Emily Blunt's win as best supporting actress was a shock, particularly for the actress, herself. Blunt, also nominated by the guild for her lead performance in Mary Poppins Returns, was visibly surprised. She wasn't among last week's Oscars nominees for either film.

"Guys. That truly has blown my slicked hair back," said Blunt, who praised her husband and A Quiet Place director John Krasinski as a "stunning filmmaker." ''Thank you for giving me the part. You would have been in major trouble if you hadn't."

Best supporting actor in a film went more as expected. Mahershala Ali, who won two years ago for Moonlight, won for his performance in Peter Farrelly's interracial road trip Green Book. Ali thanked his co-star, Viggo Mortensen, and Farrelly.
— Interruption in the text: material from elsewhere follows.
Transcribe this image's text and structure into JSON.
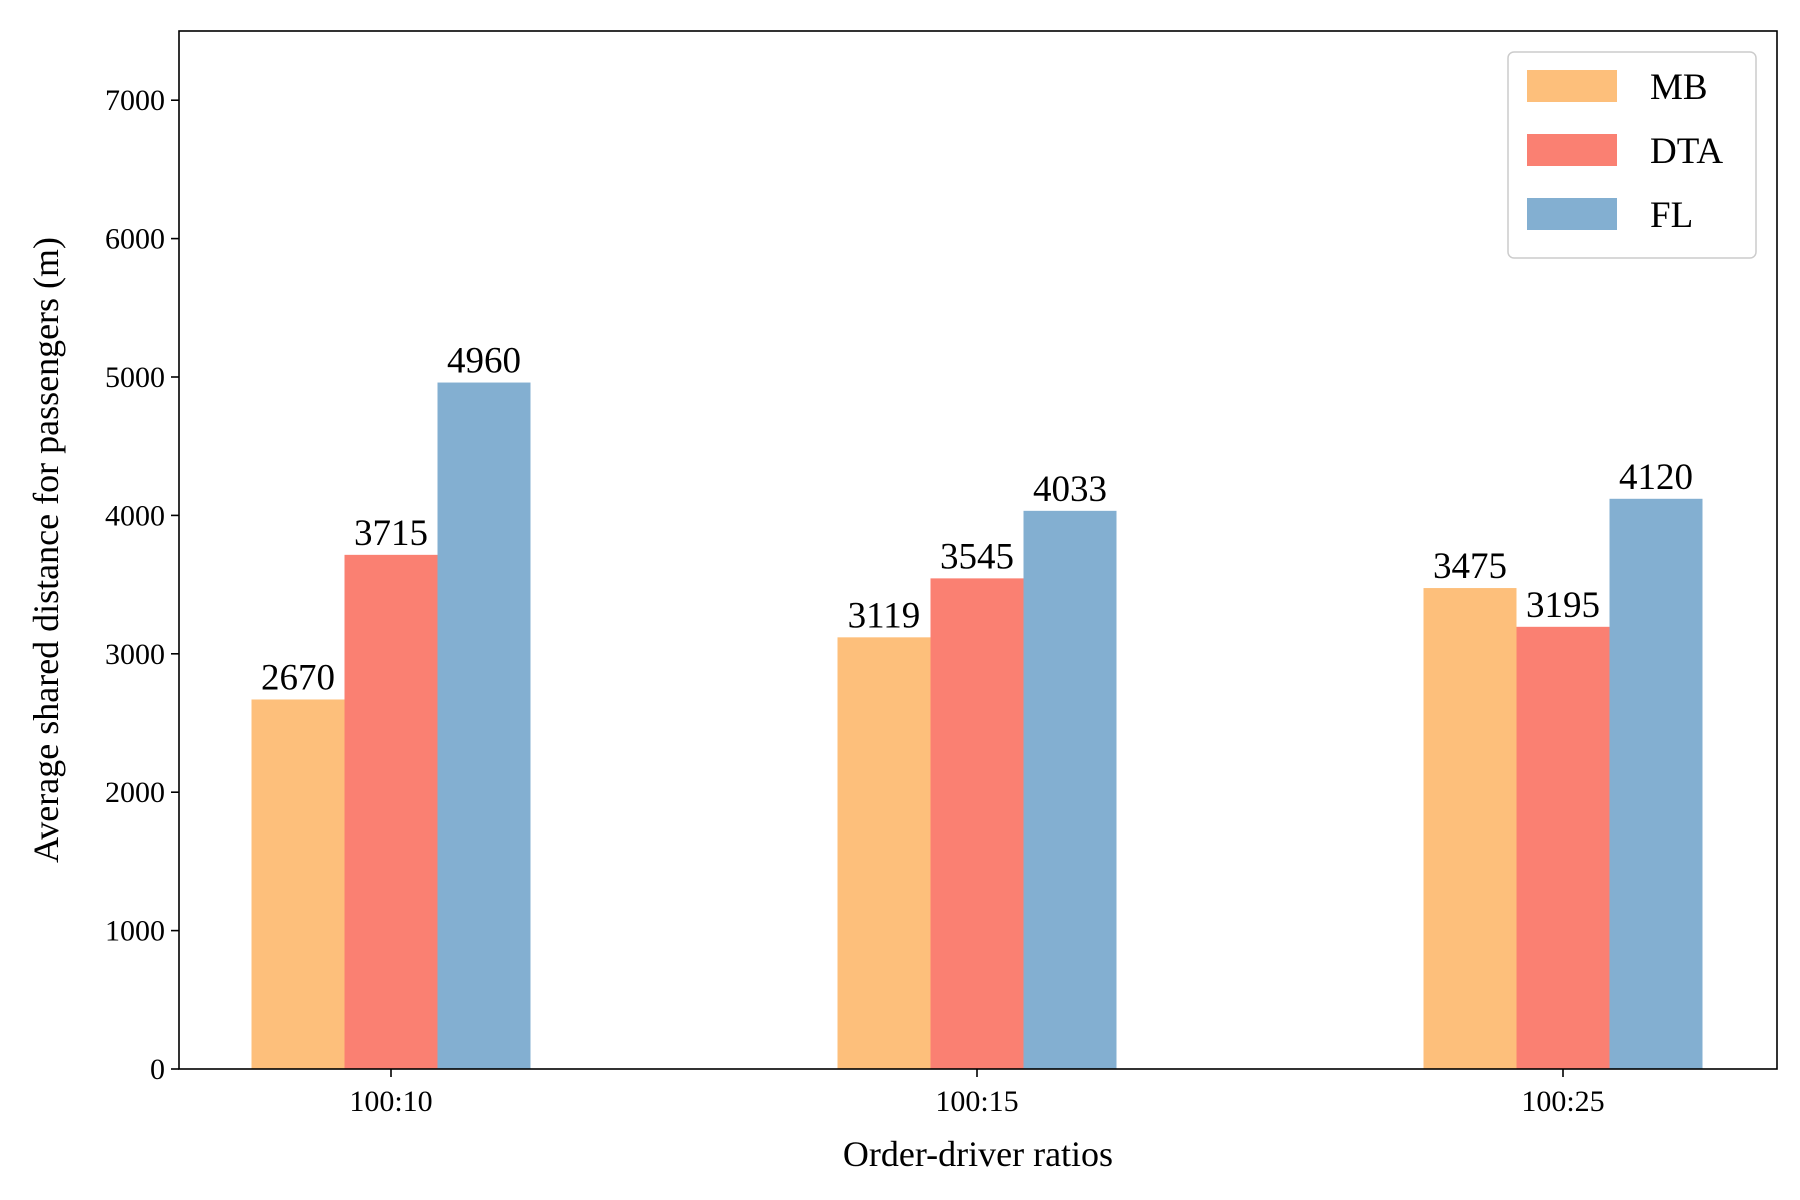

The Amazon series The Marvelous Mrs. Maisel won the first three awards handed out today. It won best ensemble in a comedy series, as well as individual honours for Rachel Brosnahan and Tony Shalhoub, whose win was a surprise in a category that included Bill Hader (Barry) and Michael Douglas (The Kominsky Method).

"We cannot thank you enough," said Shalhoub, speaking for the cast. "Stay with us."

Tom Hanks presented the lifetime achievement award to Alan Alda, who in July revealed that he had been living with Parkinson's disease for more than three years. The 83-year-old actor took the stage to a standing ovation while the theme to M.A.S.H. played. He said the award came at a reflective moment for him.

"And I see more than ever now how proud I am to be a part of our brotherhood and sisterhood of actors," said Alda. "It may never have been more urgent to see the world through another person's eyes. When a culture is divided so sharply, actors can help - a least a little - just by doing what we do. And the nice part is it's fun to do it. So my wish for all of us is: Let's stay playful."

For the second time, the cast of This Is Us won best ensemble in a drama series. Other TV winners included Sandra Oh (Killing Eve), Darren Criss for Assassination of Gianni Versace, Jason Bateman (Ozark) and Patricia Arquette (Escape at Dannemora).

Arquette thanked special counsel investigator Robert Mueller "and everyone working to make sure we have sovereignty for the United States of America".

Ahead of this year's show, the Screen Actors Guild also took the unusual step of publicly criticising the Academy of Motion Picture Arts and Sciences for pressuring stars to appear only on the Oscars. The film academy has declined to comment.